Sen. Charles Schumer, D-N.Y., denied Tuesday that the Senate is rushing the immigration bill in a manner similar to the process used to pass Obamacare, countering criticism from Republican colleagues.
“The health care bill we started debating before it was introduced; that’s not happening here," Schumer said during a Senate Judiciary Committee hearing on the bill. “To have a robust committee process is in our interest.”
Obamacare was debated for several months — the Kennedy bill was released in June 2009 and the final version passed in March 2010 — whereas Senate Judiciary Committee Chairman Patrick Leahy, D-Vt., has stated his desire to pass the bill in a few weeks or less.
“I intend to proceed to comprehensive immigration reform with all deliberate speed,” Leahy wrote to Sen. Jeff Sessions, R-Ala., in a March letter informing him that Republicans would only have one week to consider the immigration bill — two, if Republicans use procedural means to slow it. “Under the Rules of our Committee, you will have your rights protected to hold over the legislation the first week that it is listed on the Committee’s agenda. After that, you will have the right to circulate and offer amendments.”
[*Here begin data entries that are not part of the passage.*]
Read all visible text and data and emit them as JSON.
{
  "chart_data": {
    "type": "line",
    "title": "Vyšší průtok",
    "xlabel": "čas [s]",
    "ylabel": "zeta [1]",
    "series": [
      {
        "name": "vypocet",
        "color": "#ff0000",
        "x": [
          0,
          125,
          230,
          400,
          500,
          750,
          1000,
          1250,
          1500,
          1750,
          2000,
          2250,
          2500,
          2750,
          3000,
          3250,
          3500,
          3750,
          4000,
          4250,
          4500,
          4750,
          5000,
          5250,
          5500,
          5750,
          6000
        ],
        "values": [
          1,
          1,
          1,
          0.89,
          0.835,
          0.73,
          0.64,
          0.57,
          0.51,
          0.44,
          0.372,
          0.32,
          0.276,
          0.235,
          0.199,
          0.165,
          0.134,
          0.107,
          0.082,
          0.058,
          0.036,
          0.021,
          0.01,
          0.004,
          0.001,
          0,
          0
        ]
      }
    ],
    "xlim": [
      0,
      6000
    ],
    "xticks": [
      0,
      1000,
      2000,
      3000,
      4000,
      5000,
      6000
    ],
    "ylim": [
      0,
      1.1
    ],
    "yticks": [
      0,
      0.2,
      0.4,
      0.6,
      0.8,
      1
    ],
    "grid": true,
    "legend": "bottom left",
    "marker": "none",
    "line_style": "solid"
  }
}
In that letter, Leahy resisted having any committee process. He told Sessions that he would not schedule any hearings on the bill because past Congresses had devoted enough attention to the topic.
“If any of the more junior Senators need time to get up to speed, I will look forward to them discussing their specific readiness problems with me directly and I will look forward to working with them as well,” Leahy wrote.
That letter prompted criticism from Sen. Marco Rubio, R-Fla., a member of the Gang of Eight. “A rush to legislate, without fully considering all views and input from all senators, would be fatal to the effort of earning the public’s confidence,” Rubio wrote.
Under pressure, Leahy agreed to schedule one hearing (eventually, he added a second), but that didn’t satisfy some of his GOP critics, given that the bill wasn’t released until last Wednesday night but the hearing was scheduled for Friday. (The hearing was postponed to Monday in light of the Boston Marathon bombing.)
“A single hearing scheduled so quickly to discuss legislative language that is not yet even available is completely inadequate for Senators or the American people to get answers to the many questions a bill of this magnitude will inevitably raise,” Sen. Mike Lee, R-Utah, said last week when the schedule was announced.